HaRav Schwartz adds that it is a nice custom to post signs in your home reading “MiShenichnas Adar Marbin B’Simcha” – in order to have a constant reminder to feel and experience an increased level of simcha. Increased joy for two consecutive months – yet another benefit of a Jewish leap year!
Additionally, HaRav Chaim Kanievsky, Shlita, is of the opinion that “Mishenichnas Adar Marbin B’Simcha” applies to Adar I as well, based on the fact that there is a mitzvah to especially increase our Seuda on Purim Katan (the 14th of Adar I), as is codified by the Rema in his very last words to all of Shulchan Aruch, Orach Chaim (Chapter 697). HaRav Kanievsky continues that the way we can express this simcha is “If one has a siyum, or other simcha to make, he should make it in Adar” (Derech Sicha, p. 187).
We can further say with regards to Mazel Adar Dagim; why dagim-fish? What do fish have to do with simcha?
Every instance of renewal brings joy.
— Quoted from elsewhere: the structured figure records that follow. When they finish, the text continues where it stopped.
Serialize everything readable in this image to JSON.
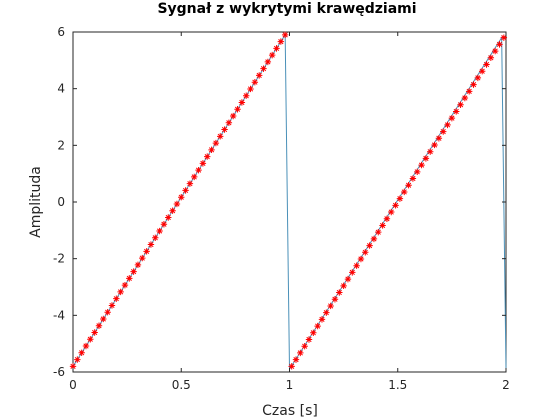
{
  "chart_data": {
    "type": "line",
    "title": "Sygnał z wykrytymi krawędziami",
    "xlabel": "Czas [s]",
    "ylabel": "Amplituda",
    "xlim": [
      0,
      2
    ],
    "ylim": [
      -6,
      6
    ],
    "xticks": [
      0,
      0.5,
      1,
      1.5,
      2
    ],
    "xtick_labels": [
      "0",
      "0.5",
      "1",
      "1.5",
      "2"
    ],
    "yticks": [
      -6,
      -4,
      -2,
      0,
      2,
      4,
      6
    ],
    "ytick_labels": [
      "-6",
      "-4",
      "-2",
      "0",
      "2",
      "4",
      "6"
    ],
    "grid": false,
    "series": [
      {
        "style": "line",
        "color": "#4a90b8",
        "x": [
          0,
          0.98,
          1.0,
          1.98,
          2.0
        ],
        "y": [
          -5.8,
          5.9,
          -5.9,
          5.8,
          -5.9
        ]
      },
      {
        "style": "markers",
        "marker": "asterisk",
        "color": "#ff0000",
        "segments": [
          {
            "x_start": 0.0,
            "x_end": 0.98,
            "y_start": -5.8,
            "y_end": 5.9,
            "count": 50
          },
          {
            "x_start": 1.01,
            "x_end": 1.99,
            "y_start": -5.8,
            "y_end": 5.8,
            "count": 50
          }
        ]
      }
    ]
  }
}
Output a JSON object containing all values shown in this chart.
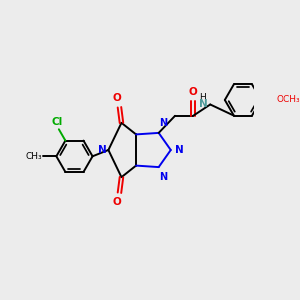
{
  "bg_color": "#ececec",
  "bond_color": "#000000",
  "n_color": "#0000ee",
  "o_color": "#ee0000",
  "cl_color": "#00aa00",
  "nh_color": "#4d9999",
  "lw": 1.4,
  "figsize": [
    3.0,
    3.0
  ],
  "dpi": 100,
  "xlim": [
    0,
    10
  ],
  "ylim": [
    0,
    10
  ]
}
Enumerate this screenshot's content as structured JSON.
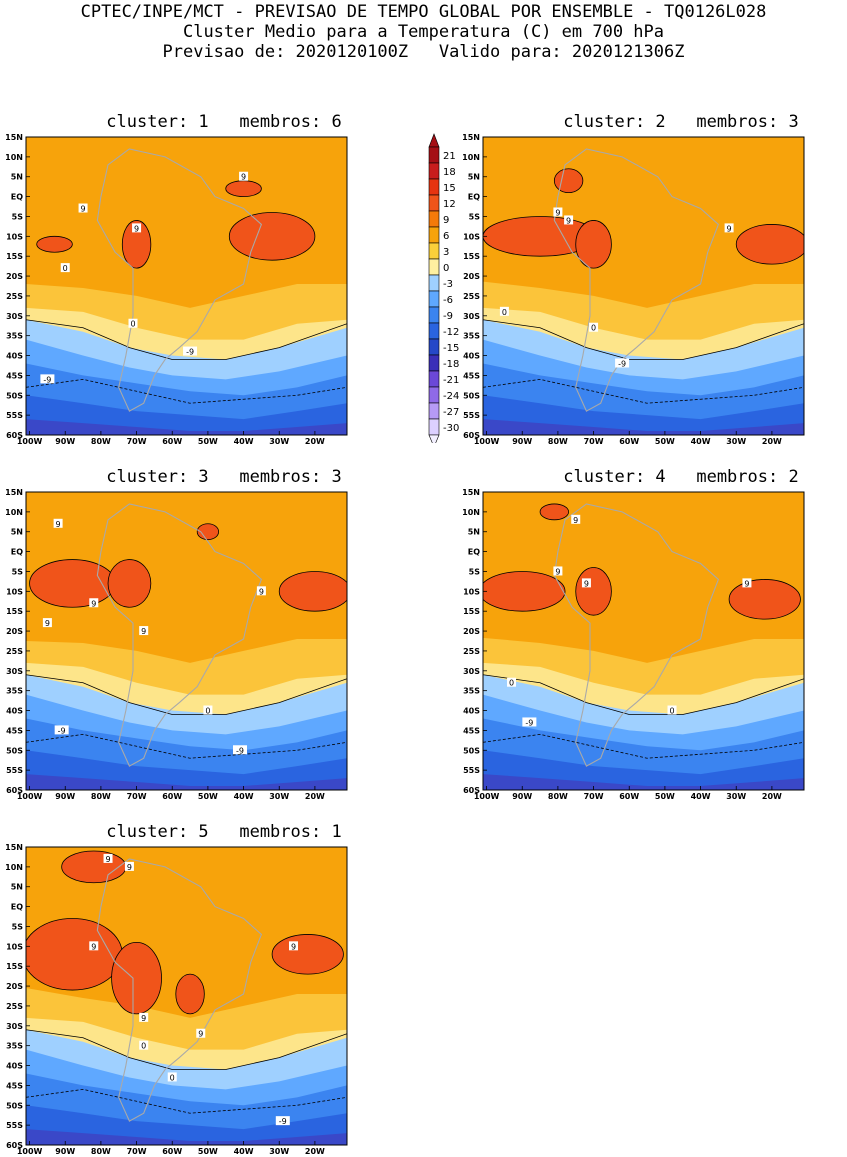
{
  "header": {
    "line1": "CPTEC/INPE/MCT - PREVISAO DE TEMPO GLOBAL POR ENSEMBLE - TQ0126L028",
    "line2": "Cluster Medio para a Temperatura (C) em 700 hPa",
    "line3": "Previsao de: 2020120100Z   Valido para: 2020121306Z"
  },
  "lat_ticks": [
    "15N",
    "10N",
    "5N",
    "EQ",
    "5S",
    "10S",
    "15S",
    "20S",
    "25S",
    "30S",
    "35S",
    "40S",
    "45S",
    "50S",
    "55S",
    "60S"
  ],
  "lon_ticks": [
    "100W",
    "90W",
    "80W",
    "70W",
    "60W",
    "50W",
    "40W",
    "30W",
    "20W"
  ],
  "colorbar": {
    "labels": [
      "21",
      "18",
      "15",
      "12",
      "9",
      "6",
      "3",
      "0",
      "-3",
      "-6",
      "-9",
      "-12",
      "-15",
      "-18",
      "-21",
      "-24",
      "-27",
      "-30"
    ],
    "colors": [
      "#a50f15",
      "#c81d1d",
      "#e63410",
      "#f0541a",
      "#f47a0a",
      "#f7a30b",
      "#fbd03a",
      "#fff0a0",
      "#9fd0ff",
      "#5fa8ff",
      "#3b84f0",
      "#2a64e0",
      "#2548c8",
      "#3a2fb8",
      "#6b48d8",
      "#8f6ae8",
      "#b69af5",
      "#dcd0ff"
    ]
  },
  "panels": [
    {
      "title": "cluster: 1   membros: 6",
      "contours": [
        "9",
        "9",
        "9",
        "0",
        "0",
        "-9",
        "-9"
      ]
    },
    {
      "title": "cluster: 2   membros: 3",
      "contours": [
        "9",
        "9",
        "9",
        "0",
        "0",
        "-9"
      ]
    },
    {
      "title": "cluster: 3   membros: 3",
      "contours": [
        "9",
        "9",
        "9",
        "9",
        "9",
        "0",
        "-9",
        "-9"
      ]
    },
    {
      "title": "cluster: 4   membros: 2",
      "contours": [
        "9",
        "9",
        "9",
        "9",
        "0",
        "0",
        "-9"
      ]
    },
    {
      "title": "cluster: 5   membros: 1",
      "contours": [
        "9",
        "9",
        "9",
        "9",
        "9",
        "9",
        "0",
        "0",
        "-9"
      ]
    }
  ]
}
Joy is a natural reaction to something new. Rabbi Shimshon Pincus zt”l writes that this is the reason why the Mazel of Adar is fish. Fish have a unique characteristic that they are the only creatures that propagate in multitudes.
According to the calendrical system that the year starts with the month of Nissan, Adar is the last month of the year. At the conclusion of the year there is a feeling of yiush, disappointment; a whole year went by and what did I accomplish? The symbolism of the fish at the end year is that one should look ahead at the renewal represented by fish that are fruitful and multiply – this is the epitome of renewal as a new brood of fish are born.
The newness inherent in fish, as with every form of renewal should bring to mind feelings of joy and happiness. Thus, Mazel Adar Dagim – fish – is the symbol of simcha.
Let’s take that simcha and carry it throughout the year. The year is a cycle. Even as one year ends, a new year begins without pause, it’s like a never ending circle. Although there is a time for everything, לַכֹּל זְמָן וְעֵת לְכָל־חֵפֶץ תַּחַת הַשָּׁמָיִם… עֵת לִבְכּוֹת וְעֵת לִשְׂחוֹק עֵת סְפוֹד וְעֵת רְקוֹד:, There is a time to cry and a time to weep, a time to mourn and a time to dance, nevertheless, those times imply a change in circumstances. However, simcha, joy, is a year-round endeavor. In Adar we need to do more to bring out the joy inherent in this most auspicious month.